このプロジェクトは、中心市街地を通過する鉄道の移設を前提としており、都市交通の再構築と土地利用の高度化に直結する。

鉄道公社は慎重な設計を要請

ベトナム鉄道総公社の代表者は、今回の2事業が既存のゴックホイ〜ハノイ〜ザーラム間の鉄道再編に不可欠であると指摘した。

その上で、中央駅機能の設計や運行効率を長期的視点で検討する必要があると強調した。

各省庁は概ね賛同、制度整備が課題

財務省、司法省、国会の各委員会関係者は、ハノイ市を投資主体とする方針に概ね同意した。ただし、実施には法的枠組みのさらなる整備が必要であるとした。

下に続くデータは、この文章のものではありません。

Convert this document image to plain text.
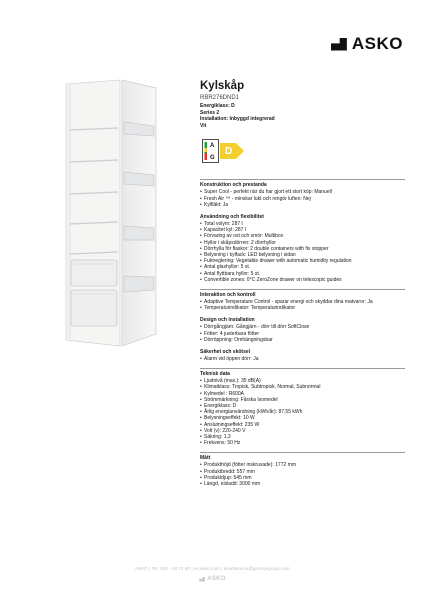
ASKO
Kylskåp
RBR276DND1
Energiklass: D
Series 2
Installation: Inbyggd integrerad
Vit
A
G
D
Konstruktion och prestanda
• Super Cool - perfekt när du har gjort ett stort köp: Manuell
• Fresh Air ™ - minskar lukt och rengör luften: Nej
• Kylfläkt: Ja
Användning och flexibilitet
• Total volym: 287 l
• Kapacitet kyl: 287 l
• Förvaring av ost och smör: Multibox
• Hyllor i skåpsdörren: 2 dörrhyllor
• Dörrhylla för flaskor: 2 double containers with fix stopper
• Belysning i kylfack: LED belysning i sidan
• Fuktreglering: Vegetable drawer with automatic humidity regulation
• Antal glashyllor: 5 st.
• Antal flyttbara hyllor: 5 st.
• Convertible zones: 0°C ZeroZone drawer on telescopic guides
Interaktion och kontroll
• Adaptive Temperature Control - sparar energi och skyddar dina matvaror: Ja
• Temperaturindikator: Temperaturindikator
Design och installation
• Dörrgångjärn: Gångjärn - dörr till dörr SoftClose
• Fötter: 4 justerbara fötter
• Dörröppning: Omhängningsbar
Säkerhet och skötsel
• Alarm vid öppen dörr: Ja
Teknisk data
• Ljudnivå (max.): 35 dB(A)
• Klimatklass: Tropisk, Subtropisk, Normal, Subnormal
• Kylmedel : R600A
• Strömmärkning: Fårska Isomedel
• Energiklass: D
• Årlig energianvändning (kWh/år): 87,55 kWh
• Belysningseffekt: 10 W
• Anslutningseffekt: 235 W
• Volt (v): 220-240 V
• Säkring: 1,3
• Frekvens: 50 Hz
Mått
• Produkthöjd (fötter inskruvade): 1772 mm
• Produktbredd: 557 mm
• Produktdjup: 545 mm
• Längd, elsladd: 3000 mm
ASKO | Tel: 040 - 10 72 60 | se.asko.com | kundservice@gorenjegroup.com
ASKO
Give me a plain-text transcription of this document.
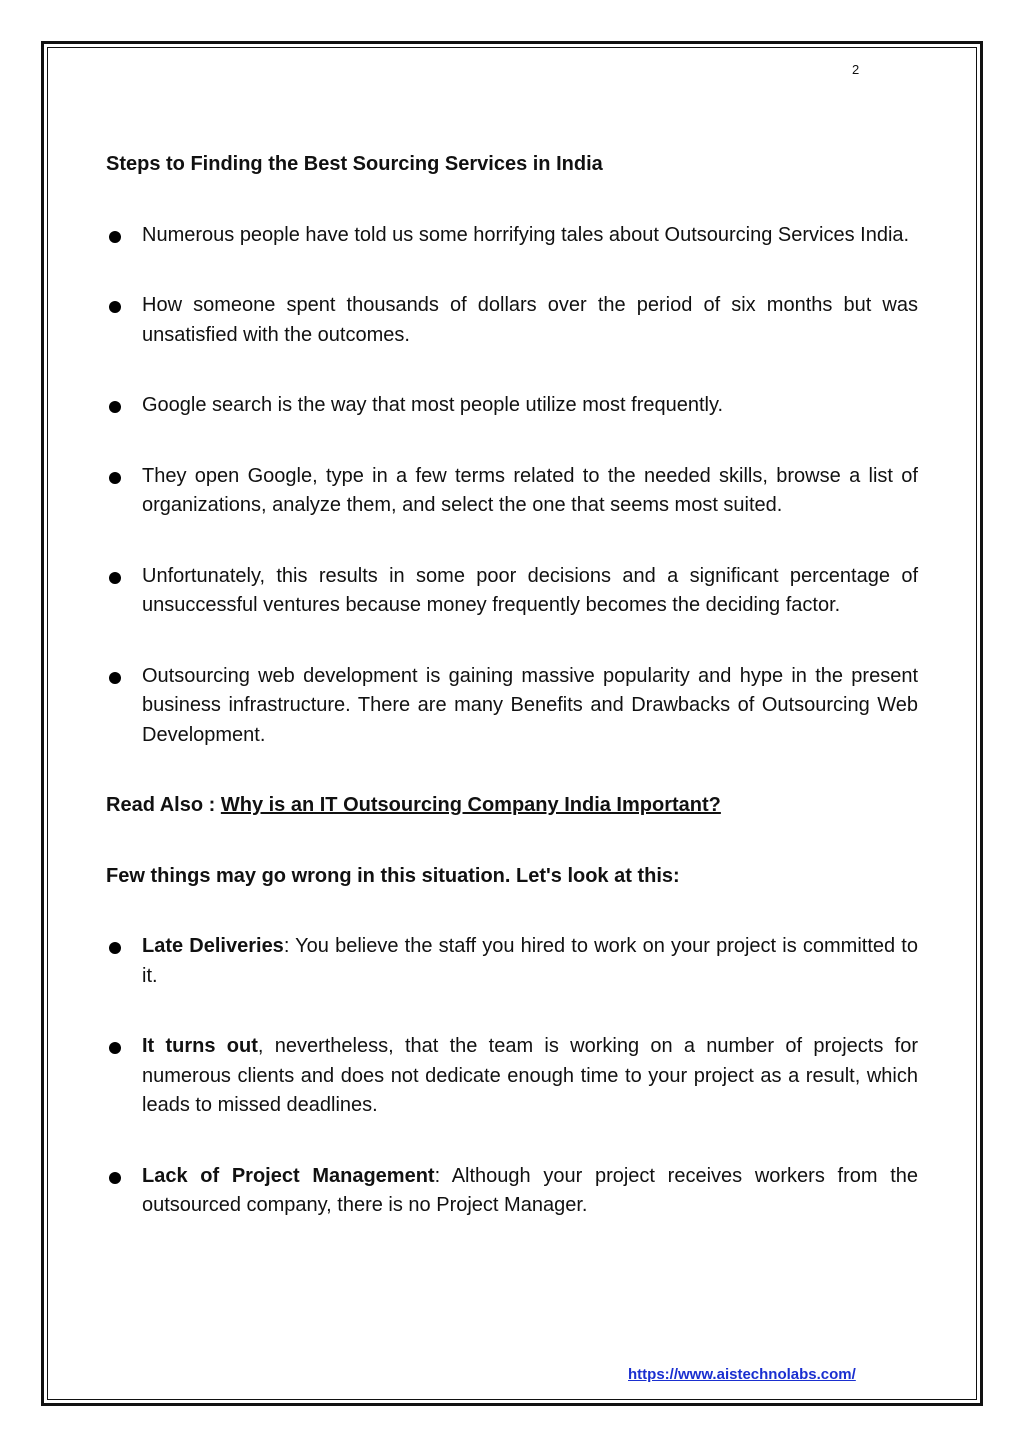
2

Steps to Finding the Best Sourcing Services in India

Numerous people have told us some horrifying tales about Outsourcing Services India.
How someone spent thousands of dollars over the period of six months but was unsatisfied with the outcomes.
Google search is the way that most people utilize most frequently.
They open Google, type in a few terms related to the needed skills, browse a list of organizations, analyze them, and select the one that seems most suited.
Unfortunately, this results in some poor decisions and a significant percentage of unsuccessful ventures because money frequently becomes the deciding factor.
Outsourcing web development is gaining massive popularity and hype in the present business infrastructure. There are many Benefits and Drawbacks of Outsourcing Web Development.

Read Also : Why is an IT Outsourcing Company India Important?

Few things may go wrong in this situation. Let's look at this:

Late Deliveries: You believe the staff you hired to work on your project is committed to it.
It turns out, nevertheless, that the team is working on a number of projects for numerous clients and does not dedicate enough time to your project as a result, which leads to missed deadlines.
Lack of Project Management: Although your project receives workers from the outsourced company, there is no Project Manager.
https://www.aistechnolabs.com/
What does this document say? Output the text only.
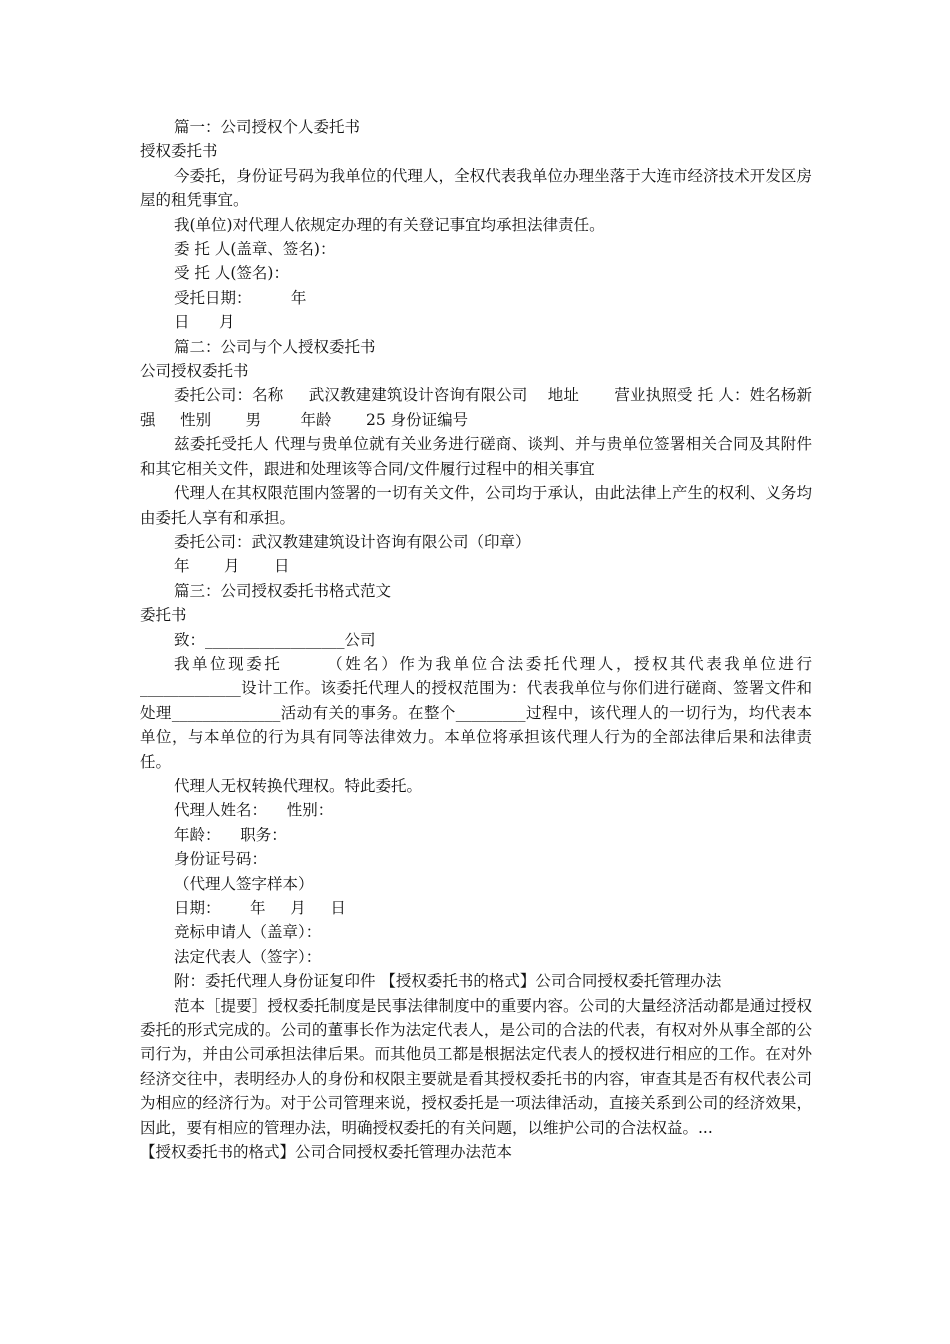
篇一：公司授权个人委托书

授权委托书

今委托，身份证号码为我单位的代理人，全权代表我单位办理坐落于大连市经济技术开发区房屋的租凭事宜。

我(单位)对代理人依规定办理的有关登记事宜均承担法律责任。

委 托 人(盖章、签名)：

受 托 人(签名)：

受托日期：        年

日      月

篇二：公司与个人授权委托书

公司授权委托书

委托公司：名称     武汉教建建筑设计咨询有限公司    地址       营业执照受 托 人：姓名杨新强     性别       男        年龄       25 身份证编号

兹委托受托人 代理与贵单位就有关业务进行磋商、谈判、并与贵单位签署相关合同及其附件和其它相关文件，跟进和处理该等合同/文件履行过程中的相关事宜

代理人在其权限范围内签署的一切有关文件，公司均于承认，由此法律上产生的权利、义务均由委托人享有和承担。

委托公司：武汉教建建筑设计咨询有限公司（印章）

年       月       日

篇三：公司授权委托书格式范文

委托书

致：__________________公司

我单位现委托      （姓名）作为我单位合法委托代理人，授权其代表我单位进行_____________设计工作。该委托代理人的授权范围为：代表我单位与你们进行磋商、签署文件和处理______________活动有关的事务。在整个_________过程中，该代理人的一切行为，均代表本单位，与本单位的行为具有同等法律效力。本单位将承担该代理人行为的全部法律后果和法律责任。

代理人无权转换代理权。特此委托。

代理人姓名：    性别：

年龄：    职务：

身份证号码：

（代理人签字样本）

日期：      年     月     日

竞标申请人（盖章）：

法定代表人（签字）：

附：委托代理人身份证复印件 【授权委托书的格式】公司合同授权委托管理办法

范本［提要］授权委托制度是民事法律制度中的重要内容。公司的大量经济活动都是通过授权委托的形式完成的。公司的董事长作为法定代表人，是公司的合法的代表，有权对外从事全部的公司行为，并由公司承担法律后果。而其他员工都是根据法定代表人的授权进行相应的工作。在对外经济交往中，表明经办人的身份和权限主要就是看其授权委托书的内容，审查其是否有权代表公司为相应的经济行为。对于公司管理来说，授权委托是一项法律活动，直接关系到公司的经济效果，因此，要有相应的管理办法，明确授权委托的有关问题，以维护公司的合法权益。...

【授权委托书的格式】公司合同授权委托管理办法范本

長期的には、鉄道法の改正により地方自治体への権限移譲を拡大する方向性も議論されている。

副首相「遅延は都市開発に影響」

会議を総括したファム・ザー・トゥク副首相は、特別制度(決議258)の適用を認めた上で、関係機関に対し早急な手続きを進めるよう指示した。

また、これら鉄道路線の遅延はハノイ市の都市開発および複数の重要インフラ事業に直接的な影響を及ぼすと警告した。